被议论的王昭仪刚坐步撵回到自己的云锦殿,就发起了牢骚。
“三公主三公主,满嘴的三公主,一个奶娃娃不会说不会笑,有那么值得上心吗?以前陛下最疼的可是我的芊琬,宁贵妃这个贱人,抢了本宫的恩宠不说,还生下女儿来和芊琬争宠,如今她都骨肉分离了竟还不知道收敛!”王昭仪气急,一路往内室走一路将沿途的细软全扔到了地上。
宫女馨儿看昭仪虽气急,但并没有失控到闹出更大动静,便知昭仪还没完全失去理智。
“娘娘您扔也扔了骂也骂了,消消气,为别人气坏身子可不值。”
“馨儿,你说,这个贱人家世不如本宫和德妃,生的也是女儿,凭什么她得尽了陛下的恩宠?凭什么她的位份一升再升压到本宫和德妃头上?凭什么?”

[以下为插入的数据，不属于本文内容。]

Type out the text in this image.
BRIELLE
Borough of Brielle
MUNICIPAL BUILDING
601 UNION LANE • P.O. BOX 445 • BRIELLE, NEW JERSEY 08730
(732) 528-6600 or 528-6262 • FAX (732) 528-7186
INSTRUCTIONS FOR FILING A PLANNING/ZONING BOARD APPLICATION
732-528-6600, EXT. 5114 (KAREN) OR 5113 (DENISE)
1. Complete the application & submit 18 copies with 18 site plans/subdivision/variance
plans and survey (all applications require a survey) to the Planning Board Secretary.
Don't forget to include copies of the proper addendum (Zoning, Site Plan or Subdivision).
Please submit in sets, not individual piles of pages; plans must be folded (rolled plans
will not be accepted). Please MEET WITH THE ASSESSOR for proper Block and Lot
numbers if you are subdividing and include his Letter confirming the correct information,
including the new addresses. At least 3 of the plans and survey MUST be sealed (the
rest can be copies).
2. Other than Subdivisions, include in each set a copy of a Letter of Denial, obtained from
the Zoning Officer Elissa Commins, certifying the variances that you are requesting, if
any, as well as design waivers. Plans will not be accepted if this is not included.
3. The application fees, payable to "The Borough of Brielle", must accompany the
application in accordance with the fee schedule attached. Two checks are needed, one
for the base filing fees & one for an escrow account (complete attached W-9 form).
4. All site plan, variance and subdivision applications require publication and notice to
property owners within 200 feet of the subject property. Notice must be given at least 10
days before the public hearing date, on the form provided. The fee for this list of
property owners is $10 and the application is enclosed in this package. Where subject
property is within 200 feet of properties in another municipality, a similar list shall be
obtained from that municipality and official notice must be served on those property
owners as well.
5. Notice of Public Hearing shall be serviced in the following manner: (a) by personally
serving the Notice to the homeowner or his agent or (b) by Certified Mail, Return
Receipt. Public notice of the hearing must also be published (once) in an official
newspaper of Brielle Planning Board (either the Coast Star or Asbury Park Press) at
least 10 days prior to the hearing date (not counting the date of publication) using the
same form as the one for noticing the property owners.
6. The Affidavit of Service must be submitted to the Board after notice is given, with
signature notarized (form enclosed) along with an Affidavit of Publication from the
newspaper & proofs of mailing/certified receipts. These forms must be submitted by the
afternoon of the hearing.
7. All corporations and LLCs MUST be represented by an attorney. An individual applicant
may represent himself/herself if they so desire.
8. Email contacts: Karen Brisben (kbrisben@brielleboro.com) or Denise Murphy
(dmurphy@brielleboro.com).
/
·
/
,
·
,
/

“娘娘您息怒,俗话说登高必跌重,您等着看她从高位跌下那一天吧!”
昭仪把一晚上憋的火气卸了出来,心头不那样堵了,可想想还是不服气。“她怎么会跌下来啊?她多得意啊!有陛下的恩宠,又生下女儿晋了位份,怎么会跌下来?”
“话说,木秀于林,风必摧之啊!”
“知道你读的书多,这会儿就别显摆了!什么风必摧之?这风从哪来啊?德妃今晚的样子你也看到了,一副窝囊相!皇后一向端着贤良淑德的架子,贵妃又对她恭恭敬敬的,她才不会冒着得罪陛下的风险去收拾宁氏!”
“娘娘忘了是谁把小公主送走的吗?”
王昭仪恍然大悟道:“太后?是啊!太后这次倒是坚信司天监的预言,把宁氏的小女儿送离长安,但这次也让她老人家与陛下之间有了隔阂,估计短时间内她不会再弹压宁氏了。”
王昭仪又气馁地锤着榻上的软枕。
“太后做的已经够了,其他的就要靠咱们,贵妃性子一向软弱,咱们再推波助澜一下,她自己就不攻自破。”馨儿含有深意的一笑。

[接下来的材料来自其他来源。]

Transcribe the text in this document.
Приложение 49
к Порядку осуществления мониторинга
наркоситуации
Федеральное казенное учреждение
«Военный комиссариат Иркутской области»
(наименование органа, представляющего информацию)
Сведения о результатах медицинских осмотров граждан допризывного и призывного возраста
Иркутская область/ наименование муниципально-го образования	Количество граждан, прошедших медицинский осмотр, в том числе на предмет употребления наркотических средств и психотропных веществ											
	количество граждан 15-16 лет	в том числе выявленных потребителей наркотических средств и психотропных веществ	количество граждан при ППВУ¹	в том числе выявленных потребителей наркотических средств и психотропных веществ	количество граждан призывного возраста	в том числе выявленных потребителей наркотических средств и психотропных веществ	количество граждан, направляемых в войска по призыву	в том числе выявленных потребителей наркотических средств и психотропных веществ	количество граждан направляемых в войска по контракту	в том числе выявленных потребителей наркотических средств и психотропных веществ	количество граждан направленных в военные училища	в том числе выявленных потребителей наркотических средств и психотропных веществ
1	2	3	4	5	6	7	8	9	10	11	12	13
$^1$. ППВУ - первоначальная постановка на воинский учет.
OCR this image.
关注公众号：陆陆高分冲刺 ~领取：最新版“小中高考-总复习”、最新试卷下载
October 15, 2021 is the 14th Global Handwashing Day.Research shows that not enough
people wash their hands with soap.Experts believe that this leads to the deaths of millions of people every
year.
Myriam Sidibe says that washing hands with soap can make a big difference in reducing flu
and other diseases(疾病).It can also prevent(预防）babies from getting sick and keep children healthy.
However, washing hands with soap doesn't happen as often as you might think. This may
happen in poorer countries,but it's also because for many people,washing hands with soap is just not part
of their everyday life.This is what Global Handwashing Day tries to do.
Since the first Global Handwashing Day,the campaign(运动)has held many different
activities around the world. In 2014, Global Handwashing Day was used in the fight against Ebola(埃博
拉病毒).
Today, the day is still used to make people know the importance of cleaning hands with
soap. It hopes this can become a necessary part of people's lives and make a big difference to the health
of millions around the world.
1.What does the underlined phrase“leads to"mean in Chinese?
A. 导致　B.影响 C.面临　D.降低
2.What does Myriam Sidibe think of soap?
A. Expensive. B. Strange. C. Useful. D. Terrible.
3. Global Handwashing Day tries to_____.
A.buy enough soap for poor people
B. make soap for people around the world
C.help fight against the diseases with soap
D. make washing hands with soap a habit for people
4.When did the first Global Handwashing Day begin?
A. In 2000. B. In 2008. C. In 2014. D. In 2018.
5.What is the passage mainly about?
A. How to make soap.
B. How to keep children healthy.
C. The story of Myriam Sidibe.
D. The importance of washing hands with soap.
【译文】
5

王昭仪这才想起来晚宴前交代给馨儿的事,“对了,都给气糊涂了,你今晚可探听到宁氏的消息?”
“奴婢听从娘娘的吩咐,等陛下从云霞殿离开之后,便偷偷前去找到了奴婢的同乡,就是那个负责给贵妃煲汤的小云。小云说,自从送走了小公主,贵妃娘娘便一直茶饭不思,整日守在三公主的身边以泪洗面,不仅身体一天比一天消瘦下去,连精神也日渐萎靡。小云还说太医给开的药贵妃也是吐出来的比喝下去的多,太医现在只能开了几幅药膳,给贵妃慢慢调养。”
王昭仪双眼微眯,“本宫原以为她只是产后身子虚,听你这么说她还真是垮了。”
次日清晨,刚吃过早饭的大小姐宁清宵,独自坐在自家花园中的石凳上等待着。在饮完了第二杯茶水之后,丫鬟阿柯才提着一个竹篮踏入园中。

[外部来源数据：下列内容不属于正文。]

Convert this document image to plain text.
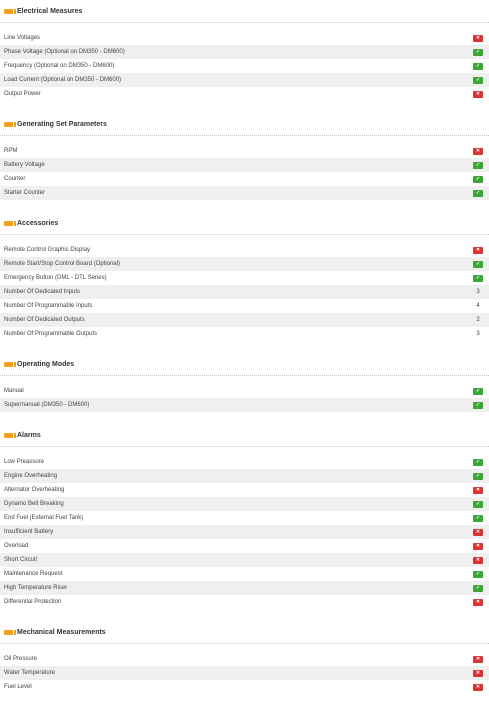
Electrical Measures
Line Voltages	✕
Phase Voltage (Optional on DM350 - DM600)	✓
Frequency (Optional on DM350 - DM600)	✓
Load Current (Optional on DM350 - DM600)	✓
Output Power	✕
Generating Set Parameters
RPM	✕
Battery Voltage	✓
Counter	✓
Starter Counter	✓
Accessories
Remote Control Graphic Display	✕
Remote Start/Stop Control Board (Optional)	✓
Emergency Button (DML - DTL Series)	✓
Number Of Dedicated Inputs	3
Number Of Programmable Inputs	4
Number Of Dedicated Outputs	2
Number Of Programmable Outputs	3
Operating Modes
Manual	✓
Supermanual (DM350 - DM600)	✓
Alarms
Low Preassure	✓
Engine Overheating	✓
Alternator Overheating	✕
Dynamo Belt Breaking	✓
End Fuel (External Fuel Tank)	✓
Insufficient Battery	✕
Overload	✕
Short Circuit	✕
Maintenance Request	✓
High Temperature Riser	✓
Differential Protection	✕
Mechanical Measurements
Oil Pressure	✕
Water Temperature	✕
Fuel Level	✕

“小姐,找到了。”阿柯将竹篮放在石桌上,掀开了竹篮上盖着的白布。
“啊?”清宵满含期待地凑过去,却在望了一眼篮中的小猫后,露出失望之情。
篮中的白色小奶猫慵懒地打了个哈欠,又调整姿势继续睡去。
“怎么找了只白色的?那先生不是只养黑猫吗?送了那么多还是没有他中意的,这可怎么好?”清宵说。
阿柯凑近了一些,说:“奴这几天去专门打听了关于魏先生:他祖籍不详,于五年前来到长安,买下了一座生意惨淡的酒楼,悉心经营之后才有了今天的兴旺茶楼。大家都知道魏先生消息及其灵通,对于魏先生的出身却没有人清楚。只知这位魏先生,没有家室无儿无女,自从到了长安就过着安逸闲适的生活,若说有什么爱好,也就是常去西市看看那里贩卖的宠物,却不像咱们城东的达官贵人那样爱养鹞鹰,每次去只问老板有没有不一样的猫儿。”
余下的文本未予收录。